I pause, waiting for input, but he’s looking past me at the Hiirek Mountains jutting into the night.
“The night should help hide us,” I continue, but the Sword’s already moving, his long legs eating up ground as he heads in the direction I pointed.
“Right.” No point in talking.
The ground’s uneven, rocks frozen to the dirt, and I’m annoyed at how fast the Sword’s able to make his way across it.
“I don’t know what I expected,” I grumble to myself, keeping one eye on the uneven ground and another on the Sword’s broad back. “A thank you? Gratitude? Oh, Kyrie, thank you so much for saving me,” I tell myself in a rough approximation of his rumbly bass. “I am in your debt. Together we will find a cure.”

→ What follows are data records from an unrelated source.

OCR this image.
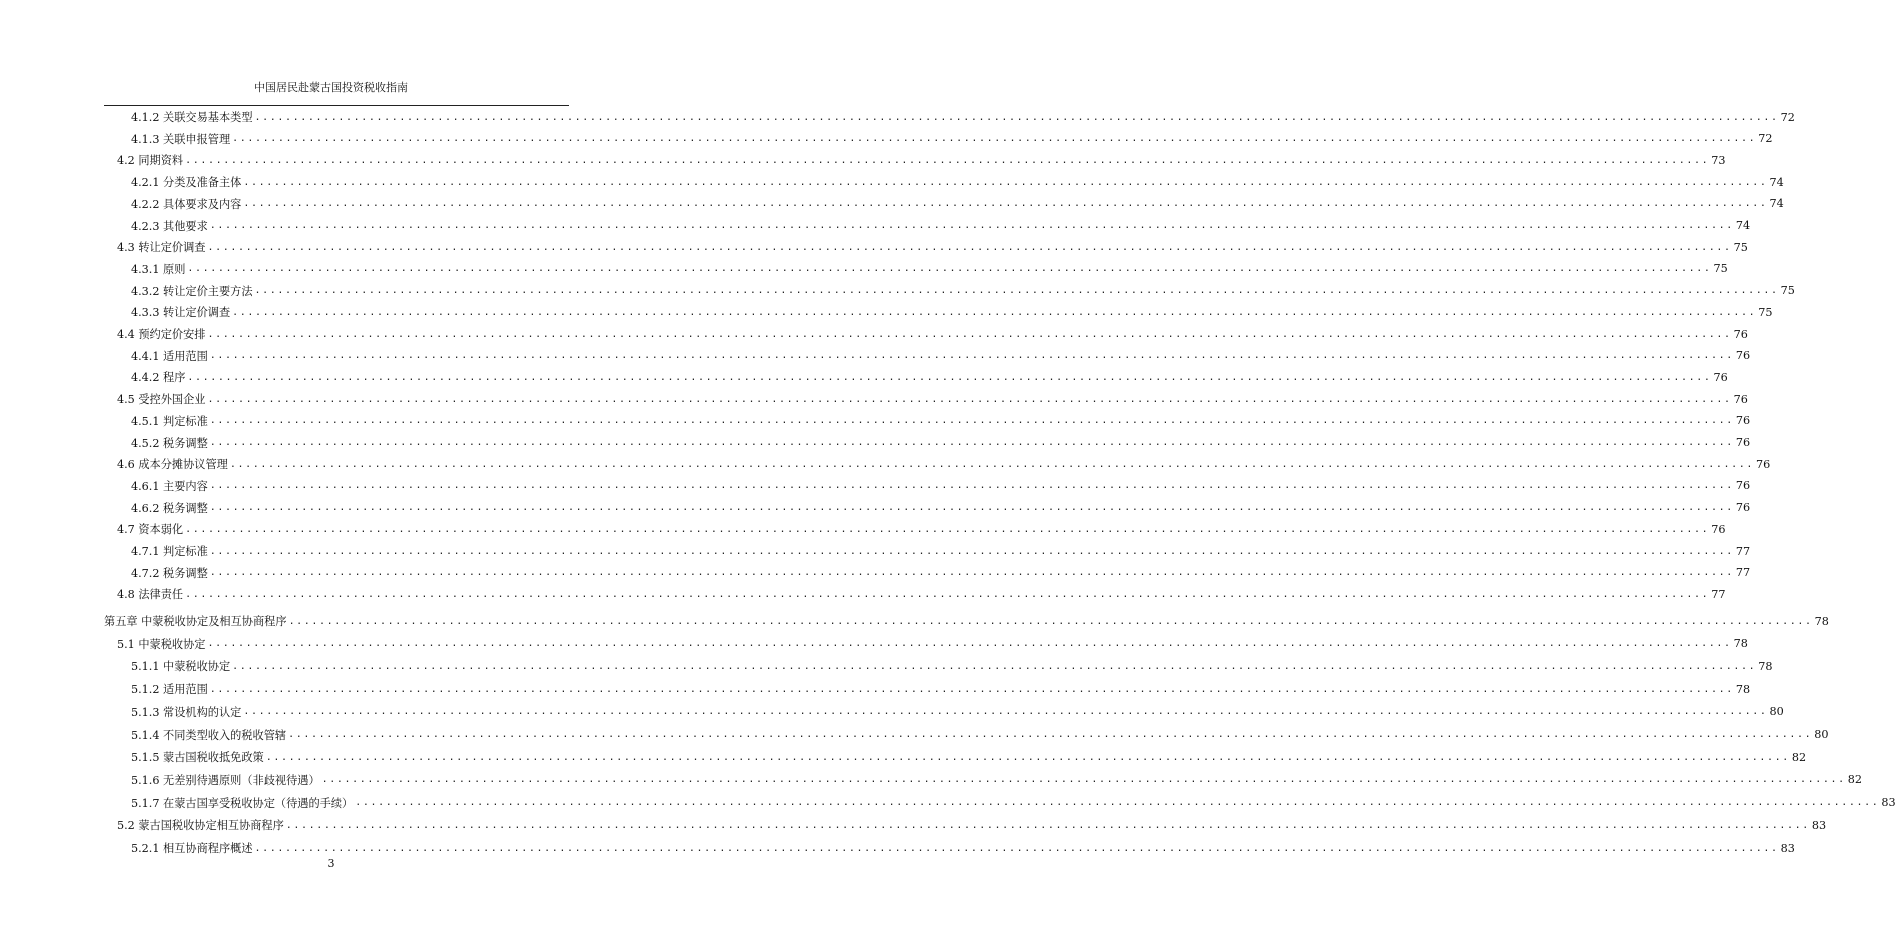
中国居民赴蒙古国投资税收指南
4.1.2 关联交易基本类型 ........................................................................................................................................................................................................ 72
4.1.3 关联申报管理 ........................................................................................................................................................................................................ 72
4.2 同期资料 ........................................................................................................................................................................................................ 73
4.2.1 分类及准备主体 ........................................................................................................................................................................................................ 74
4.2.2 具体要求及内容 ........................................................................................................................................................................................................ 74
4.2.3 其他要求 ........................................................................................................................................................................................................ 74
4.3 转让定价调查 ........................................................................................................................................................................................................ 75
4.3.1 原则 ........................................................................................................................................................................................................ 75
4.3.2 转让定价主要方法 ........................................................................................................................................................................................................ 75
4.3.3 转让定价调查 ........................................................................................................................................................................................................ 75
4.4 预约定价安排 ........................................................................................................................................................................................................ 76
4.4.1 适用范围 ........................................................................................................................................................................................................ 76
4.4.2 程序 ........................................................................................................................................................................................................ 76
4.5 受控外国企业 ........................................................................................................................................................................................................ 76
4.5.1 判定标准 ........................................................................................................................................................................................................ 76
4.5.2 税务调整 ........................................................................................................................................................................................................ 76
4.6 成本分摊协议管理 ........................................................................................................................................................................................................ 76
4.6.1 主要内容 ........................................................................................................................................................................................................ 76
4.6.2 税务调整 ........................................................................................................................................................................................................ 76
4.7 资本弱化 ........................................................................................................................................................................................................ 76
4.7.1 判定标准 ........................................................................................................................................................................................................ 77
4.7.2 税务调整 ........................................................................................................................................................................................................ 77
4.8 法律责任 ........................................................................................................................................................................................................ 77
第五章 中蒙税收协定及相互协商程序 ........................................................................................................................................................................................................ 78
5.1 中蒙税收协定 ........................................................................................................................................................................................................ 78
5.1.1 中蒙税收协定 ........................................................................................................................................................................................................ 78
5.1.2 适用范围 ........................................................................................................................................................................................................ 78
5.1.3 常设机构的认定 ........................................................................................................................................................................................................ 80
5.1.4 不同类型收入的税收管辖 ........................................................................................................................................................................................................ 80
5.1.5 蒙古国税收抵免政策 ........................................................................................................................................................................................................ 82
5.1.6 无差别待遇原则（非歧视待遇） ........................................................................................................................................................................................................ 82
5.1.7 在蒙古国享受税收协定（待遇的手续） ........................................................................................................................................................................................................ 83
5.2 蒙古国税收协定相互协商程序 ........................................................................................................................................................................................................ 83
5.2.1 相互协商程序概述 ........................................................................................................................................................................................................ 83
3
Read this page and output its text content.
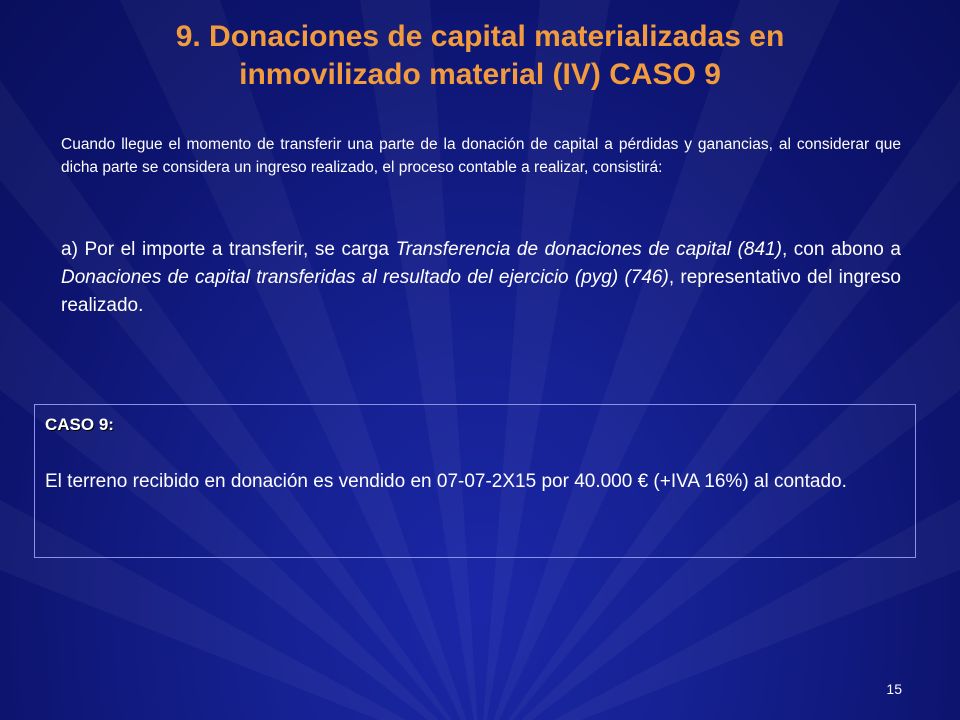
9. Donaciones de capital materializadas en
inmovilizado material (IV) CASO 9
Cuando llegue el momento de transferir una parte de la donación de capital a pérdidas y ganancias, al considerar que dicha parte se considera un ingreso realizado, el proceso contable a realizar, consistirá:
a) Por el importe a transferir, se carga Transferencia de donaciones de capital (841), con abono a Donaciones de capital transferidas al resultado del ejercicio (pyg) (746), representativo del ingreso realizado.
CASO 9:
El terreno recibido en donación es vendido en 07-07-2X15 por 40.000 € (+IVA 16%) al contado.
15
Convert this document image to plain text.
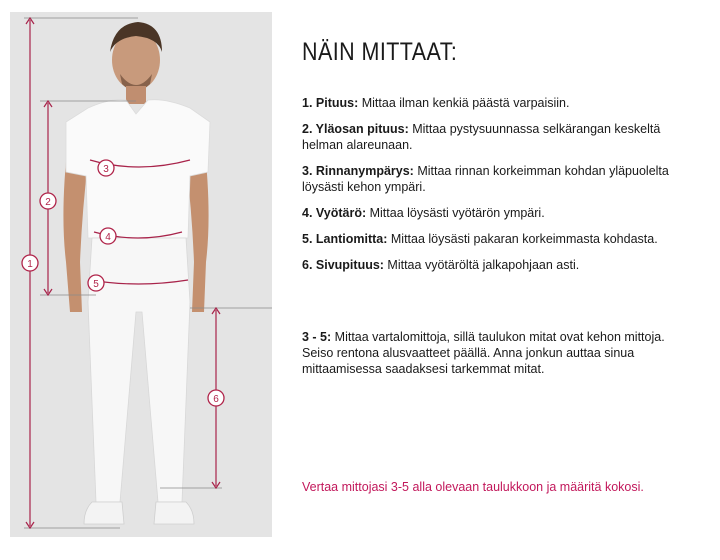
1
2
3
4
5
6
NÄIN MITTAAT:
1. Pituus: Mittaa ilman kenkiä päästä varpaisiin.
2. Yläosan pituus: Mittaa pystysuunnassa selkärangan keskeltä helman alareunaan.
3. Rinnanympärys: Mittaa rinnan korkeimman kohdan yläpuolelta löysästi kehon ympäri.
4. Vyötärö: Mittaa löysästi vyötärön ympäri.
5. Lantiomitta: Mittaa löysästi pakaran korkeimmasta kohdasta.
6. Sivupituus: Mittaa vyötäröltä jalkapohjaan asti.
3 - 5: Mittaa vartalomittoja, sillä taulukon mitat ovat kehon mittoja. Seiso rentona alusvaatteet päällä. Anna jonkun auttaa sinua mittaamisessa saadaksesi tarkemmat mitat.
Vertaa mittojasi 3-5 alla olevaan taulukkoon ja määritä kokosi.
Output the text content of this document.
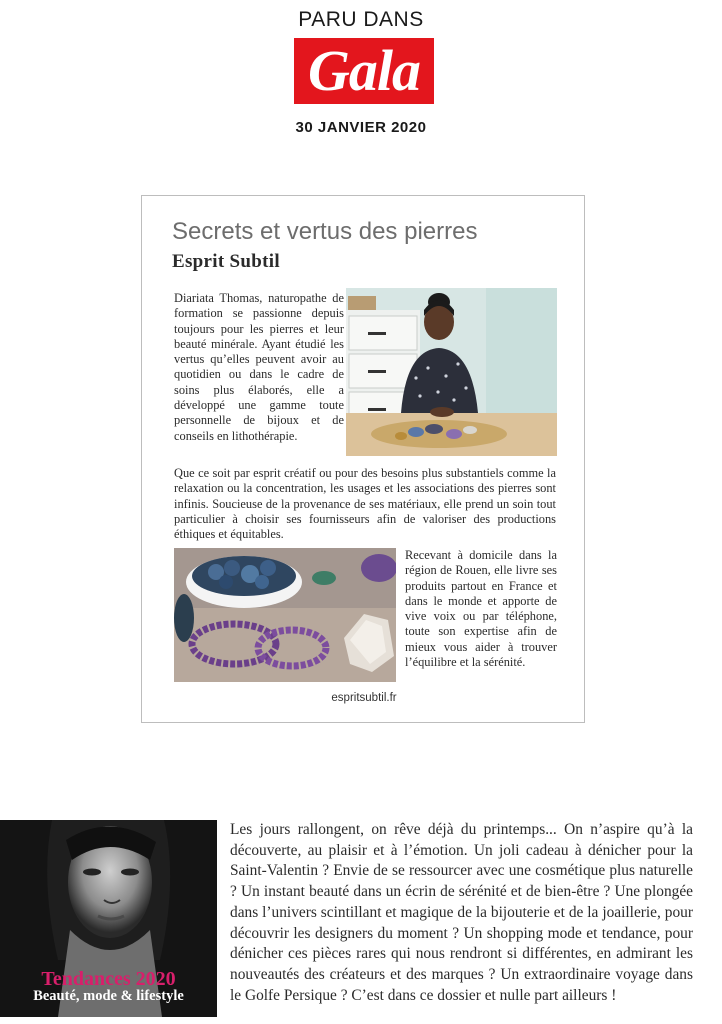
PARU DANS
Gala
30 JANVIER 2020
Secrets et vertus des pierres
Esprit Subtil

Diariata Thomas, naturopathe de formation se passionne depuis toujours pour les pierres et leur beauté minérale. Ayant étudié les vertus qu’elles peuvent avoir au quotidien ou dans le cadre de soins plus élaborés, elle a développé une gamme toute personnelle de bijoux et de conseils en lithothérapie.

Que ce soit par esprit créatif ou pour des besoins plus substantiels comme la relaxation ou la concentration, les usages et les associations des pierres sont infinis. Soucieuse de la provenance de ses matériaux, elle prend un soin tout particulier à choisir ses fournisseurs afin de valoriser des productions éthiques et équitables.

Recevant à domicile dans la région de Rouen, elle livre ses produits partout en France et dans le monde et apporte de vive voix ou par téléphone, toute son expertise afin de mieux vous aider à trouver l’équilibre et la sérénité.

espritsubtil.fr
Tendances 2020
Beauté, mode & lifestyle

Les jours rallongent, on rêve déjà du printemps... On n’aspire qu’à la découverte, au plaisir et à l’émotion. Un joli cadeau à dénicher pour la Saint-Valentin ? Envie de se ressourcer avec une cosmétique plus naturelle ? Un instant beauté dans un écrin de sérénité et de bien-être ? Une plongée dans l’univers scintillant et magique de la bijouterie et de la joaillerie, pour découvrir les designers du moment ? Un shopping mode et tendance, pour dénicher ces pièces rares qui nous rendront si différentes, en admirant les nouveautés des créateurs et des marques ? Un extraordinaire voyage dans le Golfe Persique ? C’est dans ce dossier et nulle part ailleurs !
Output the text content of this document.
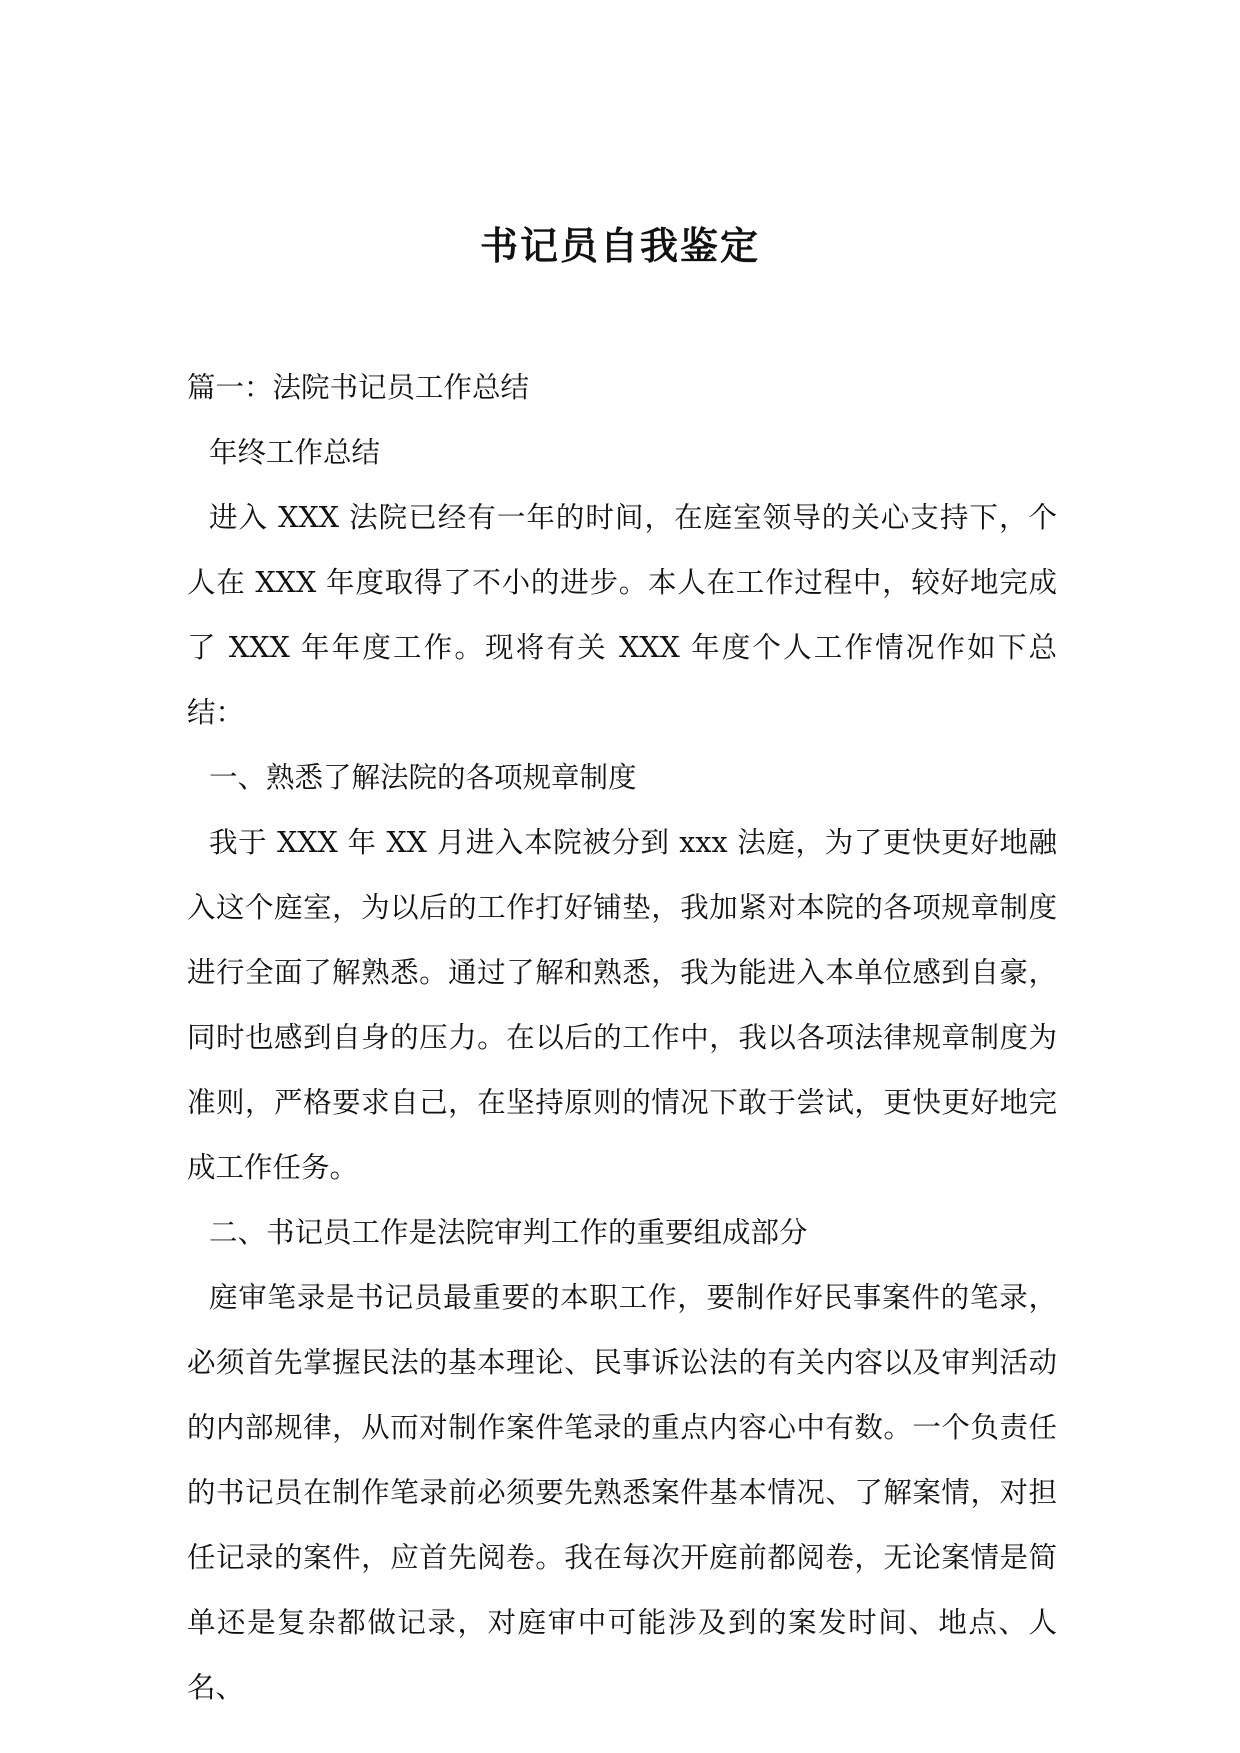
书记员自我鉴定

篇一：法院书记员工作总结

年终工作总结

进入 XXX 法院已经有一年的时间，在庭室领导的关心支持下，个人在 XXX 年度取得了不小的进步。本人在工作过程中，较好地完成了 XXX 年年度工作。现将有关 XXX 年度个人工作情况作如下总结：

一、熟悉了解法院的各项规章制度

我于 XXX 年 XX 月进入本院被分到 xxx 法庭，为了更快更好地融入这个庭室，为以后的工作打好铺垫，我加紧对本院的各项规章制度进行全面了解熟悉。通过了解和熟悉，我为能进入本单位感到自豪，同时也感到自身的压力。在以后的工作中，我以各项法律规章制度为准则，严格要求自己，在坚持原则的情况下敢于尝试，更快更好地完成工作任务。

二、书记员工作是法院审判工作的重要组成部分

庭审笔录是书记员最重要的本职工作，要制作好民事案件的笔录，必须首先掌握民法的基本理论、民事诉讼法的有关内容以及审判活动的内部规律，从而对制作案件笔录的重点内容心中有数。一个负责任的书记员在制作笔录前必须要先熟悉案件基本情况、了解案情，对担任记录的案件，应首先阅卷。我在每次开庭前都阅卷，无论案情是简单还是复杂都做记录，对庭审中可能涉及到的案发时间、地点、人名、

Carefully, I step over a rotting log, one I nearly slipped on earlier on my trek down the mountain. “I am with you, Kyrie, sworn to help, and it’s the least I can do for getting me out of Cottleside.”
I keep up a steady stream of mumbling, mostly because I hate being quiet when I don’t have to be, and secondly because from the way his stomping becomes exponentially more aggravated, I can tell I’m getting under his skin.